Sahi tarih nedir? Politika nedir? Savaş nedir? Ne çok soru var, yanıtlarını
bildiğiniz halde günlük hayatta kaybolmaya devam ettiğiniz? En iyisi yüzyıllar
öncesinde bir İtalyan tüccarın yaşadıklarına tanıklık edelim biz, kimbilir ne
sürprizler bekliyor olacak, birbirinden ilgisiz gibi gözüken olaylar birdenbire
bağlanacak, savaşılacak, aşık olunacak, kardeş olunacak, dostlukla
vedalaşılacak ya da ölümle… Bir koşturmaca başladığımız yere dönebilmek için
değil mi hepsi?
““her yolculuğun sonudur.
Başlangıç ve son aynıdır, O’ndan gelir O’na gideriz.”......
Bunlar, olaylar ve dinler
arasında herhangi bir ilişki kurmayı denememiş, metafiziğe uzak gençler için
pek anlamsız olduğundan, Hristo başka şeylere dalmıştı. Mazzone bunu anladı ve
onun kolunu tuttu: “Bir şey daha: Bu olayın üstünden yirmi beş yıl geçti; oğlum
çıkageldi. Bana kendini kim olarak tanıttı? Giovanni! İsimler yazgımızla ilgili
bir şeydir oğlum; o yüzden azizlerin, din büyüklerimizin adını alırız.” Sh34
“”Kendimi bildim bileli düşünürüm
hatta: Uyuyunca, bedenim zamanın dışına mı çıkar?

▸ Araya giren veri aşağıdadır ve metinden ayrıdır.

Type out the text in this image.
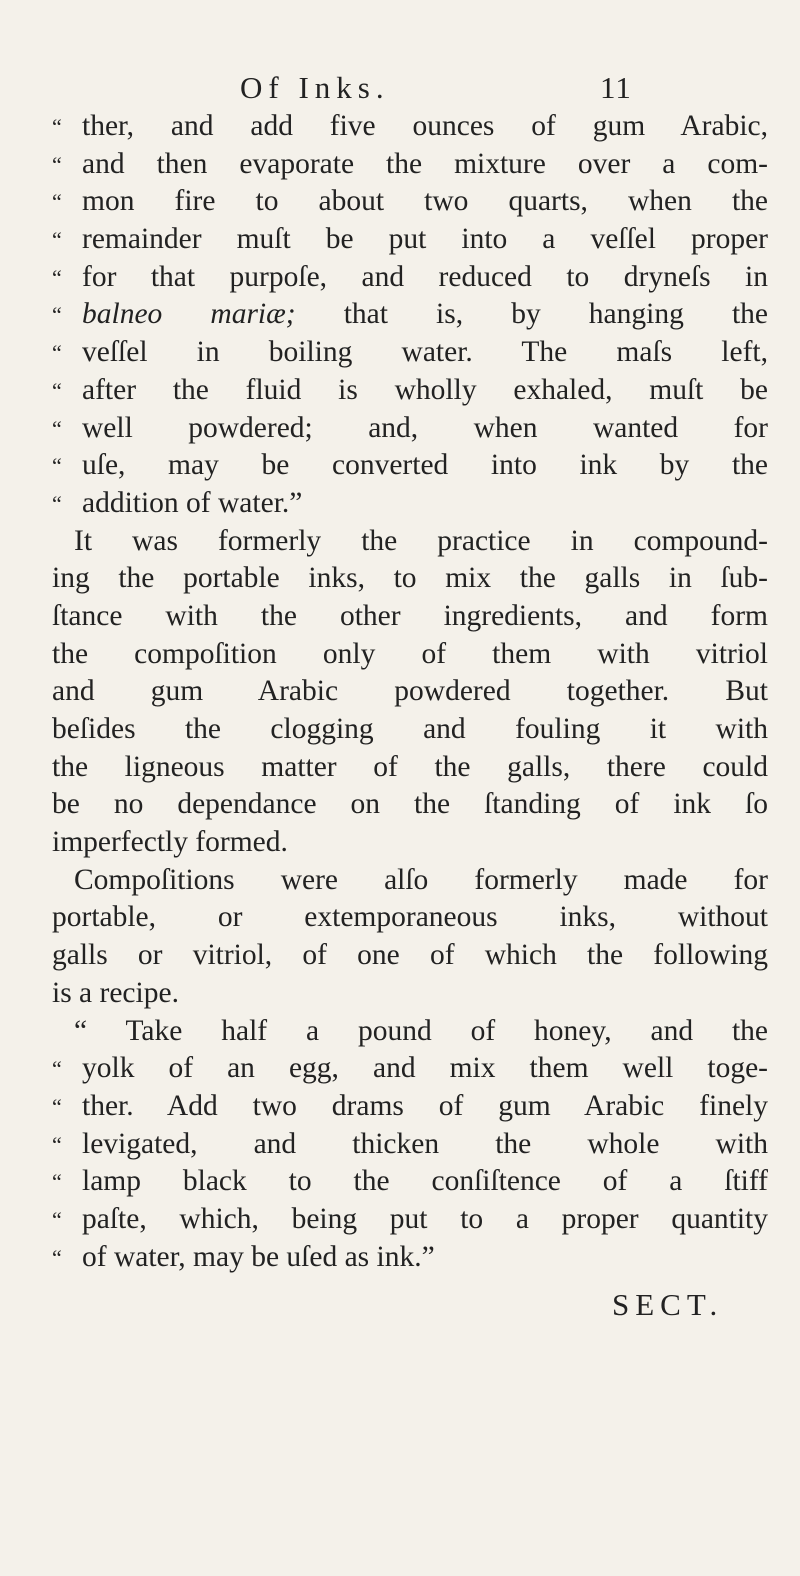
Of Inks.	11
“ ther, and add five ounces of gum Arabic,
“ and then evaporate the mixture over a com-
“ mon fire to about two quarts, when the
“ remainder muſt be put into a veſſel proper
“ for that purpoſe, and reduced to dryneſs in
“ balneo mariæ; that is, by hanging the
“ veſſel in boiling water. The maſs left,
“ after the fluid is wholly exhaled, muſt be
“ well powdered; and, when wanted for
“ uſe, may be converted into ink by the
“ addition of water.”
It was formerly the practice in compound-
ing the portable inks, to mix the galls in ſub-
ſtance with the other ingredients, and form
the compoſition only of them with vitriol
and gum Arabic powdered together. But
beſides the clogging and fouling it with
the ligneous matter of the galls, there could
be no dependance on the ſtanding of ink ſo
imperfectly formed.
Compoſitions were alſo formerly made for
portable, or extemporaneous inks, without
galls or vitriol, of one of which the following
is a recipe.
“ Take half a pound of honey, and the
“ yolk of an egg, and mix them well toge-
“ ther. Add two drams of gum Arabic finely
“ levigated, and thicken the whole with
“ lamp black to the conſiſtence of a ſtiff
“ paſte, which, being put to a proper quantity
“ of water, may be uſed as ink.”
SECT.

Alessandro- Tanrı’dır her şeyi
bilen.
Mazzone- Çıkıyoruz sanki. Zamanın
dışına çıkıyoruz. Uyanınca vakti şaşırmamız başka türlü nasıl açıklanır? Peki,
düşte aklım mekansız kalır mı? Buna da şüphe yok, uyurken hep bilmediğim
yerlerde dolaşırım. Bu yüzden mi, düşünde yazdığım hiçbir yazıyı okuyamıyorum?
Bu yüzden mi düşümde sezdiğim bilgi, daha uyanır uyanmaz aklımdan uçup gidiyor?”Sh55
“Zamanı bildirir ama bildiren
zamandır”
Zaman Yeli ve Güvercine Ağıt
kitaplarından sonra Kalenderiye Gürsel Korat’ın Kapadokya konulu romanlarının
üçüncüsü. 14. Ve 16. Yüzyıllarda geçen kitapta, İtalya’da Taranto limanında ve
Matera manastırlarında, Kayseri’de kale burçlarında dolaşırken üç adamı;
Mazzone’yi, Yusuf Pir’i ve Bahri Paşa’yı tanırız. Sonra Kapadokya yollarında
hanlarda konaklarız. Martana, Sare ve Perizad gibi etkileyici kadın
kahramanlarla tanışırız. Hele Perizad, belleklerden silinmeyecek iz bırakır. “…çünkü
aşkta başkalarının hayatını çalmaktan başka bir şey yoktur.”
2009’da Notre Dame de Sion
Edebiyat Ödülü’nü alan bu roman zamanı, ölümü, aşkı ve aidiyeti, insanın
zaaflarını, arayışlarını anlatırken hayat ve inanç üzerine katmer katmer açılan
bir sorgulamanın eşiğine bırakır bizi… Gerisi mi? Ya zamandır, ya yalan…
“İnsan bebekliğini, gençliğini ya
da geçmişteki tüm hallerini ölüyor.Ölümü böyle kavrıyoruz Hristo.”